EA’s original offer of $26 per share for Take-Two in February was rejected outright by the company’s board of directors, who said the offer was inadequate and further refused to even consider negotiations until after the release of Grand Theft Auto IV. In response to Take-Two’s latest annual shareholders meeting, which resulted in an affirmation of the current board and its strategy, EA reduced its offer to $25.74 per share, which it claimed was the result of a new incentive stock plan for management that was approved at the meeting.

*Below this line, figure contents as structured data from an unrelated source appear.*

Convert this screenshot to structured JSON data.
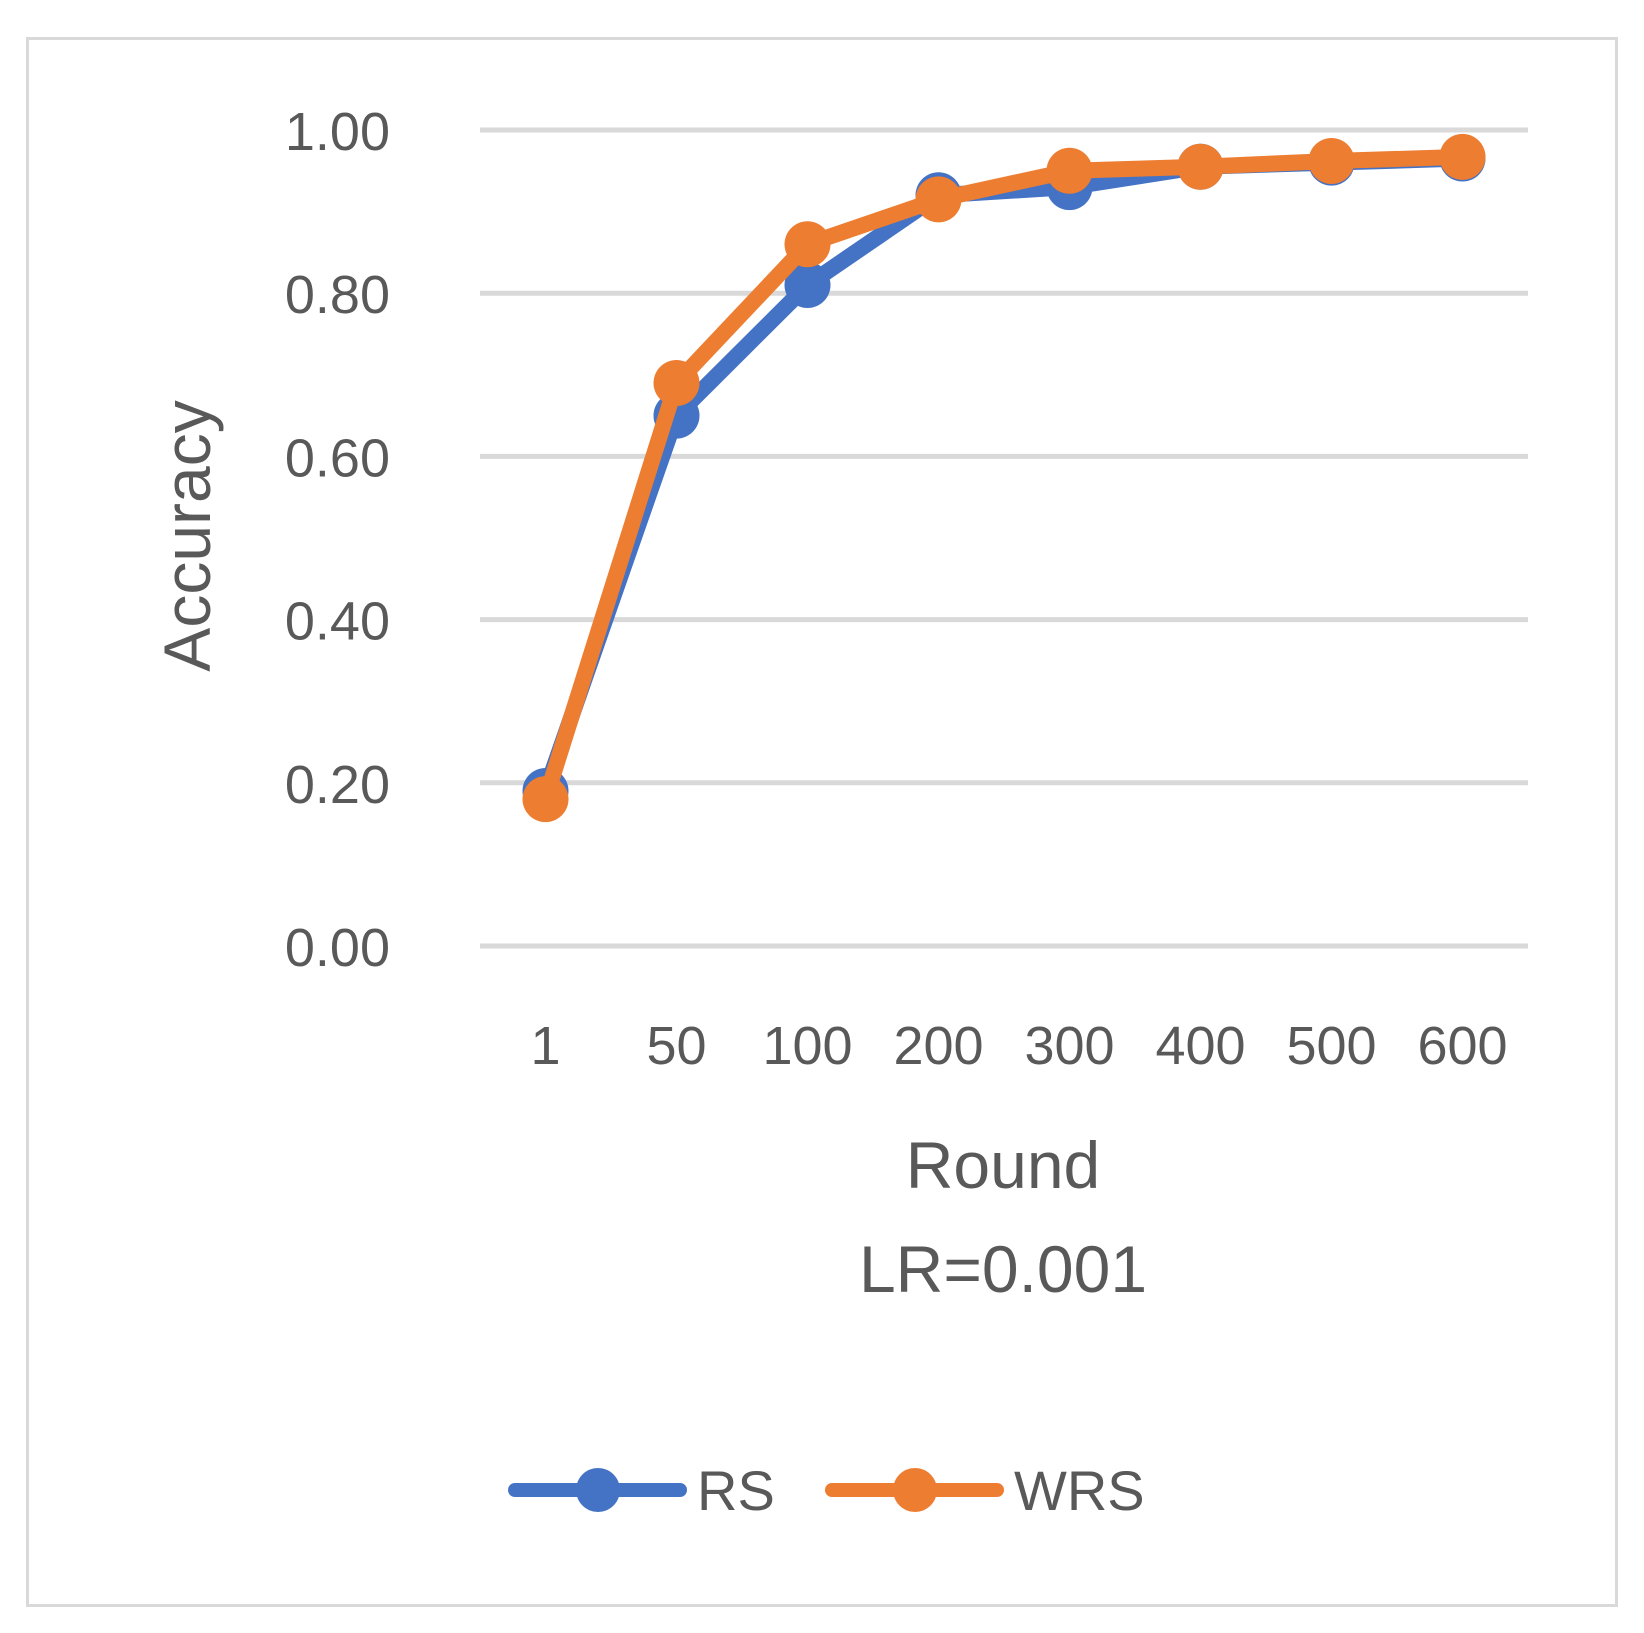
{
  "chart_data": {
    "type": "line",
    "categories": [
      "1",
      "50",
      "100",
      "200",
      "300",
      "400",
      "500",
      "600"
    ],
    "series": [
      {
        "name": "RS",
        "color": "#4472c4",
        "values": [
          0.19,
          0.65,
          0.81,
          0.92,
          0.93,
          0.955,
          0.96,
          0.965
        ]
      },
      {
        "name": "WRS",
        "color": "#ed7d31",
        "values": [
          0.18,
          0.69,
          0.86,
          0.915,
          0.95,
          0.955,
          0.962,
          0.967
        ]
      }
    ],
    "ylim": [
      0,
      1.0
    ],
    "yticks": [
      "0.00",
      "0.20",
      "0.40",
      "0.60",
      "0.80",
      "1.00"
    ],
    "ytick_values": [
      0,
      0.2,
      0.4,
      0.6,
      0.8,
      1.0
    ],
    "ylabel": "Accuracy",
    "xlabel": "Round",
    "subtitle": "LR=0.001",
    "grid": true,
    "legend_position": "bottom"
  }
}
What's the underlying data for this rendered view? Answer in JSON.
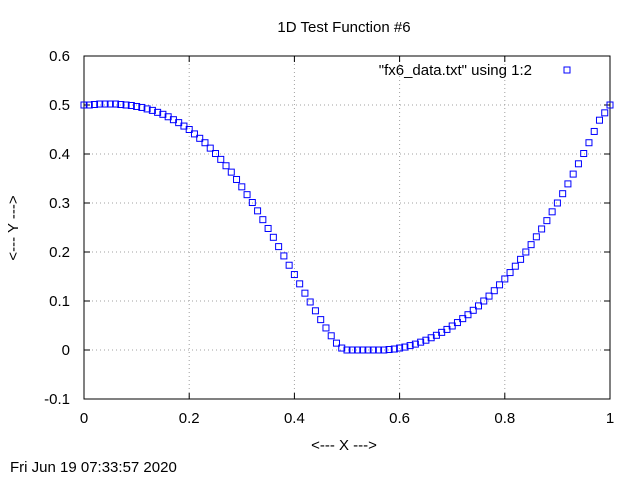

But in an interview with the New York Times Bits blog, Zelnick claimed the outcome of the GTA launch was proof that he was right. “The critical and consumer response to Grand Theft Auto IV vindicates our strategy of waiting until the launch with regard to EA’s offer,” he said. At the time of the interview, Take-Two’s share price had broken the $26 mark, peaking at $26.63 on the day. (As of 10 a.m. EDT on May 2, Take-Two stock is trading at $26.12.)
But EA spokesman Jeff Brown said the massive success of the game’s launch was widely anticipated and accounted for in his company’s offer. “We’ve seen a share price above and below our offer and it doesn’t change anything,” he said. “We knew the game would be an extraordinary success. All of that was factored into our offer of $2 billion.”
Thus far, there has been no word on new talks between Take-Two and EA, or any other interested party, now that Grand Theft Auto IV has hit the streets.